We may also be able to code around this in the collection but I'm a bit reluctant to do that now, as a lot of things are in flux around the NVD data distribution while they are moving from distributing JSON feeds to only providing API access (and this is after dropping XML for JSON two-three years ago).

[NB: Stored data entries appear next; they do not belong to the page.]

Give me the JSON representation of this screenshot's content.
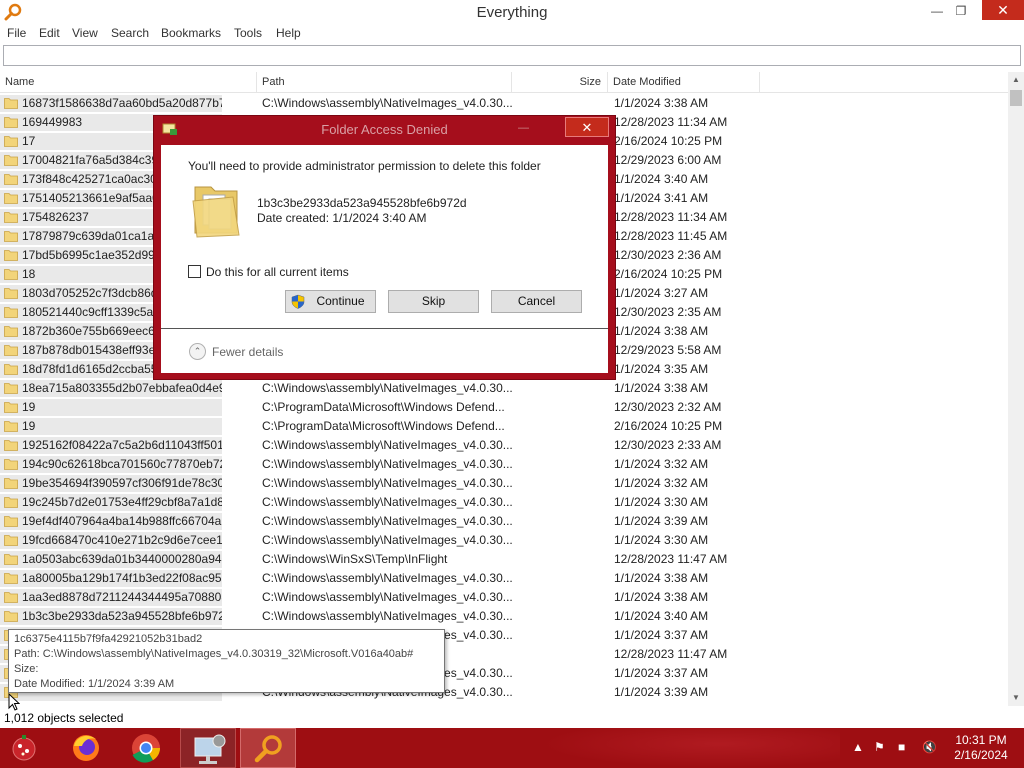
{
  "window": {
    "title": "Everything"
  },
  "menu": [
    "File",
    "Edit",
    "View",
    "Search",
    "Bookmarks",
    "Tools",
    "Help"
  ],
  "search": {
    "value": ""
  },
  "columns": {
    "name": "Name",
    "path": "Path",
    "size": "Size",
    "date": "Date Modified"
  },
  "rows": [
    {
      "name": "16873f1586638d7aa60bd5a20d877b7e",
      "path": "C:\\Windows\\assembly\\NativeImages_v4.0.30...",
      "date": "1/1/2024 3:38 AM"
    },
    {
      "name": "169449983",
      "path": "",
      "date": "12/28/2023 11:34 AM"
    },
    {
      "name": "17",
      "path": "",
      "date": "2/16/2024 10:25 PM"
    },
    {
      "name": "17004821fa76a5d384c39c",
      "path": "",
      "date": "12/29/2023 6:00 AM"
    },
    {
      "name": "173f848c425271ca0ac307",
      "path": "",
      "date": "1/1/2024 3:40 AM"
    },
    {
      "name": "1751405213661e9af5aa0e",
      "path": "",
      "date": "1/1/2024 3:41 AM"
    },
    {
      "name": "1754826237",
      "path": "",
      "date": "12/28/2023 11:34 AM"
    },
    {
      "name": "17879879c639da01ca1a00",
      "path": "",
      "date": "12/28/2023 11:45 AM"
    },
    {
      "name": "17bd5b6995c1ae352d990",
      "path": "",
      "date": "12/30/2023 2:36 AM"
    },
    {
      "name": "18",
      "path": "",
      "date": "2/16/2024 10:25 PM"
    },
    {
      "name": "1803d705252c7f3dcb86d3",
      "path": "",
      "date": "1/1/2024 3:27 AM"
    },
    {
      "name": "180521440c9cff1339c5a9",
      "path": "",
      "date": "12/30/2023 2:35 AM"
    },
    {
      "name": "1872b360e755b669eec60b",
      "path": "",
      "date": "1/1/2024 3:38 AM"
    },
    {
      "name": "187b878db015438eff93e3",
      "path": "",
      "date": "12/29/2023 5:58 AM"
    },
    {
      "name": "18d78fd1d6165d2ccba55",
      "path": "",
      "date": "1/1/2024 3:35 AM"
    },
    {
      "name": "18ea715a803355d2b07ebbafea0d4e9a",
      "path": "C:\\Windows\\assembly\\NativeImages_v4.0.30...",
      "date": "1/1/2024 3:38 AM"
    },
    {
      "name": "19",
      "path": "C:\\ProgramData\\Microsoft\\Windows Defend...",
      "date": "12/30/2023 2:32 AM"
    },
    {
      "name": "19",
      "path": "C:\\ProgramData\\Microsoft\\Windows Defend...",
      "date": "2/16/2024 10:25 PM"
    },
    {
      "name": "1925162f08422a7c5a2b6d11043ff501",
      "path": "C:\\Windows\\assembly\\NativeImages_v4.0.30...",
      "date": "12/30/2023 2:33 AM"
    },
    {
      "name": "194c90c62618bca701560c77870eb725",
      "path": "C:\\Windows\\assembly\\NativeImages_v4.0.30...",
      "date": "1/1/2024 3:32 AM"
    },
    {
      "name": "19be354694f390597cf306f91de78c30",
      "path": "C:\\Windows\\assembly\\NativeImages_v4.0.30...",
      "date": "1/1/2024 3:32 AM"
    },
    {
      "name": "19c245b7d2e01753e4ff29cbf8a7a1d8",
      "path": "C:\\Windows\\assembly\\NativeImages_v4.0.30...",
      "date": "1/1/2024 3:30 AM"
    },
    {
      "name": "19ef4df407964a4ba14b988ffc66704a",
      "path": "C:\\Windows\\assembly\\NativeImages_v4.0.30...",
      "date": "1/1/2024 3:39 AM"
    },
    {
      "name": "19fcd668470c410e271b2c9d6e7cee13",
      "path": "C:\\Windows\\assembly\\NativeImages_v4.0.30...",
      "date": "1/1/2024 3:30 AM"
    },
    {
      "name": "1a0503abc639da01b3440000280a9409",
      "path": "C:\\Windows\\WinSxS\\Temp\\InFlight",
      "date": "12/28/2023 11:47 AM"
    },
    {
      "name": "1a80005ba129b174f1b3ed22f08ac95d",
      "path": "C:\\Windows\\assembly\\NativeImages_v4.0.30...",
      "date": "1/1/2024 3:38 AM"
    },
    {
      "name": "1aa3ed8878d7211244344495a7088085",
      "path": "C:\\Windows\\assembly\\NativeImages_v4.0.30...",
      "date": "1/1/2024 3:38 AM"
    },
    {
      "name": "1b3c3be2933da523a945528bfe6b972d",
      "path": "C:\\Windows\\assembly\\NativeImages_v4.0.30...",
      "date": "1/1/2024 3:40 AM"
    },
    {
      "name": "",
      "path": "C:\\Windows\\assembly\\NativeImages_v4.0.30...",
      "date": "1/1/2024 3:37 AM"
    },
    {
      "name": "",
      "path": "",
      "date": "12/28/2023 11:47 AM"
    },
    {
      "name": "",
      "path": "C:\\Windows\\assembly\\NativeImages_v4.0.30...",
      "date": "1/1/2024 3:37 AM"
    },
    {
      "name": "",
      "path": "C:\\Windows\\assembly\\NativeImages_v4.0.30...",
      "date": "1/1/2024 3:39 AM"
    }
  ],
  "tooltip": {
    "name": "1c6375e4115b7f9fa42921052b31bad2",
    "path": "Path: C:\\Windows\\assembly\\NativeImages_v4.0.30319_32\\Microsoft.V016a40ab#",
    "size": "Size:",
    "date": "Date Modified: 1/1/2024 3:39 AM"
  },
  "status": {
    "text": "1,012 objects selected"
  },
  "dialog": {
    "title": "Folder Access Denied",
    "message": "You'll need to provide administrator permission to delete this folder",
    "folder_name": "1b3c3be2933da523a945528bfe6b972d",
    "date_created": "Date created: 1/1/2024 3:40 AM",
    "checkbox_label": "Do this for all current items",
    "continue": "Continue",
    "skip": "Skip",
    "cancel": "Cancel",
    "details": "Fewer details"
  },
  "taskbar": {
    "apps": [
      "start-icon",
      "firefox-icon",
      "chrome-icon",
      "network-settings-icon",
      "everything-icon"
    ],
    "time": "10:31 PM",
    "date": "2/16/2024"
  },
  "colors": {
    "accent": "#a50e1c",
    "taskbar": "#9e0e12",
    "close": "#c42b1c"
  }
}
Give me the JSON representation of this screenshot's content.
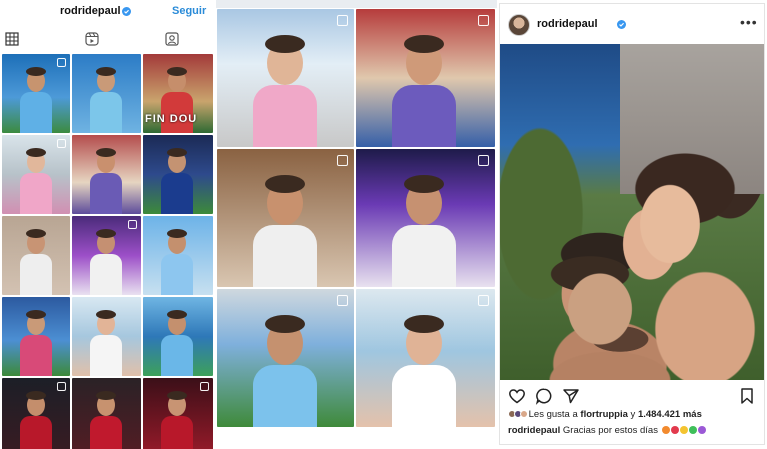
{
  "profile": {
    "username": "rodridepaul",
    "follow_label": "Seguir",
    "tabs": [
      {
        "name": "grid-icon"
      },
      {
        "name": "reels-icon"
      },
      {
        "name": "tagged-icon"
      }
    ]
  },
  "grid1": [
    {
      "bg": "linear-gradient(180deg,#1d6fb8,#4d9ad8 55%,#3c8b3f)",
      "skin": "#c7946f",
      "shirt": "#5fb0e6",
      "multi": true
    },
    {
      "bg": "linear-gradient(180deg,#2c7cc6,#6fb3e2)",
      "skin": "#c99a78",
      "shirt": "#7cc6ea",
      "multi": false
    },
    {
      "bg": "linear-gradient(180deg,#a33a3a,#c9a46d 60%,#2f6a33)",
      "skin": "#c68e6b",
      "shirt": "#d23a3a",
      "multi": false
    },
    {
      "bg": "linear-gradient(180deg,#d9e4ea,#b7c2c9 50%,#d18fb2)",
      "skin": "#e1b79b",
      "shirt": "#f0a6c8",
      "multi": true
    },
    {
      "bg": "linear-gradient(180deg,#b44d4d,#e6d5c1 60%,#5d4c9b)",
      "skin": "#c9906e",
      "shirt": "#6a5bb5",
      "multi": false
    },
    {
      "bg": "linear-gradient(180deg,#1b2a55,#2e4a8c 50%,#3d8a3a)",
      "skin": "#c49372",
      "shirt": "#1b3c8e",
      "multi": false
    },
    {
      "bg": "linear-gradient(180deg,#b8a593,#d3c2b2)",
      "skin": "#c89474",
      "shirt": "#eee",
      "multi": false
    },
    {
      "bg": "linear-gradient(180deg,#4a2b7a,#9c4fc8 50%,#e9e1f0)",
      "skin": "#c59072",
      "shirt": "#f1f1f1",
      "multi": true
    },
    {
      "bg": "linear-gradient(180deg,#6db3e8,#c7e0f0)",
      "skin": "#c4906e",
      "shirt": "#8dc6ef",
      "multi": false
    },
    {
      "bg": "linear-gradient(180deg,#2c5aa0,#4c8fd3 55%,#3d8a3a)",
      "skin": "#c99a78",
      "shirt": "#d84a78",
      "multi": false
    },
    {
      "bg": "linear-gradient(180deg,#d8e8f2,#a6c7de 50%,#e0c0aa)",
      "skin": "#e2b497",
      "shirt": "#f5f5f5",
      "multi": false
    },
    {
      "bg": "linear-gradient(180deg,#6fb5e3,#2e78b8 50%,#3da05a)",
      "skin": "#c4906e",
      "shirt": "#6ab7e8",
      "multi": false
    },
    {
      "bg": "linear-gradient(180deg,#1c1f27,#3a1b22)",
      "skin": "#c48e6c",
      "shirt": "#b8182a",
      "multi": true
    },
    {
      "bg": "linear-gradient(180deg,#2a2226,#551c24)",
      "skin": "#c7926f",
      "shirt": "#c0192d",
      "multi": false
    },
    {
      "bg": "linear-gradient(180deg,#3b0f18,#9a1b2a)",
      "skin": "#c89473",
      "shirt": "#b8182a",
      "multi": true
    }
  ],
  "tile_text": "FIN DOU",
  "grid2": [
    {
      "bg": "linear-gradient(180deg,#a9c7e3,#e3eef6 40%,#c8c8c8)",
      "skin": "#e0b597",
      "shirt": "#f0a8c8",
      "multi": true
    },
    {
      "bg": "linear-gradient(180deg,#b63c3c,#e0c8ad 50%,#355fa8)",
      "skin": "#cf9a79",
      "shirt": "#6c5bbd",
      "multi": true
    },
    {
      "bg": "linear-gradient(180deg,#8a6242,#d9c6b1)",
      "skin": "#c8916e",
      "shirt": "#efefef",
      "multi": true
    },
    {
      "bg": "linear-gradient(180deg,#1e1b4a,#6a3ab4 40%,#e8e1ef)",
      "skin": "#c69171",
      "shirt": "#f1f1f1",
      "multi": true
    },
    {
      "bg": "linear-gradient(180deg,#cfd8de,#7fb0dc 40%,#3f8a3a)",
      "skin": "#c5916f",
      "shirt": "#7cc2ec",
      "multi": true
    },
    {
      "bg": "linear-gradient(180deg,#dde8ef,#9fc6e0 45%,#e4c2ab)",
      "skin": "#e0b396",
      "shirt": "#ffffff",
      "multi": true
    }
  ],
  "post": {
    "username": "rodridepaul",
    "likes_prefix": "Les gusta a ",
    "likes_user": "flortruppia",
    "likes_mid": " y ",
    "likes_count": "1.484.421",
    "likes_suffix": " más",
    "caption_user": "rodridepaul",
    "caption_text": " Gracias por estos días",
    "caption_hearts": [
      "#f28a2e",
      "#e23a4d",
      "#f4c430",
      "#3fbf5a",
      "#9b59d6"
    ],
    "like_faces": [
      "#8b6a55",
      "#5a4a7a",
      "#d9a88a"
    ]
  },
  "colors": {
    "accent": "#2a8bd8",
    "verified": "#3897f0"
  }
}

At some point, we will need to do a rather deep rewrite of CVEfixes to use this new API, but we, unfortunately, do not have the resources available for doing this in a short term.

cheers, Leon

TomBolton commented 1 year ago

Hi Leon, thanks for the fast response!

One "hack" to get things running is to manually update your https://github.com/advisories/GHSA-9895-g6x5-xwcp to use CWE-1027, the first subtype in the view, or to add 1026 as a member of itself in cwec_v4.10.xml under View ID="1026". The collection scripts will not overwrite files that are already there, so this allows you to continue/restart as if you had the correct info from NVD/CWE.

I will try this out now 🙏

TomBolton commented 1 year ago

So far so good 👍

TomBolton commented 1 year ago

The data collection took 2 days and did get to the end thankfully.

However, right at the end, I get an error stating the cwe_classification table doesn't exist in the database...

Screenshot 2023-03-24 at 08 59 57

...which is true:

Screenshot 2023-03-24 at 09 54 28

The CVEfixes.db is ~27GB, so it does seem like it's just the cwe_classification data missing. Any ideas on what to do here?

leonmoonen commented 1 year ago

My apologies, this one slipped through the cracks. The only guess I have is that the tables were not created as a result of the initial error, and after "hacking" the CWE data, the code path was never exercised again because there was already a database. I'll need to dive into the code to make this more robust, but this may take some time due to other obligations. For now, my only suggestion would be to do a fresh run (i.e. remove the Data/CVEfixes.db) while you have the "hacked" CWE data files already in place. It should also be possible to just add the CWE table to the existing database, but that would need some dedicated code (will save on the overall collection time, though).

Note that there is also a chance that the initial hack is no longer needed and the CWE and CVE records have been synced in the NVD...

sarthak247 commented 12 months ago

Hey. I was also working with CVEFixes and encountered the same error. Any updates on this?

leonmoonen commented 12 months ago

We have not been able to find the source of this error as it does not always happen (which makes me think it may be caused by a race condition). We are working on a new version of CVEfixes that uses NIST's APIs instead of the JSON files (which will be phased out). This update is turning into such a substantial overhaul of the project that I expect that race conditions in the old code will not survive (famous last words ;-)).

leonmoonen commented 3 months ago

I've been out of the running due to a traffic accident, but I wanted to share that the new version of CVEfixes is planned to be finished around August/September 2024. A newly collected dataset will be released on Zenodo in the next few days.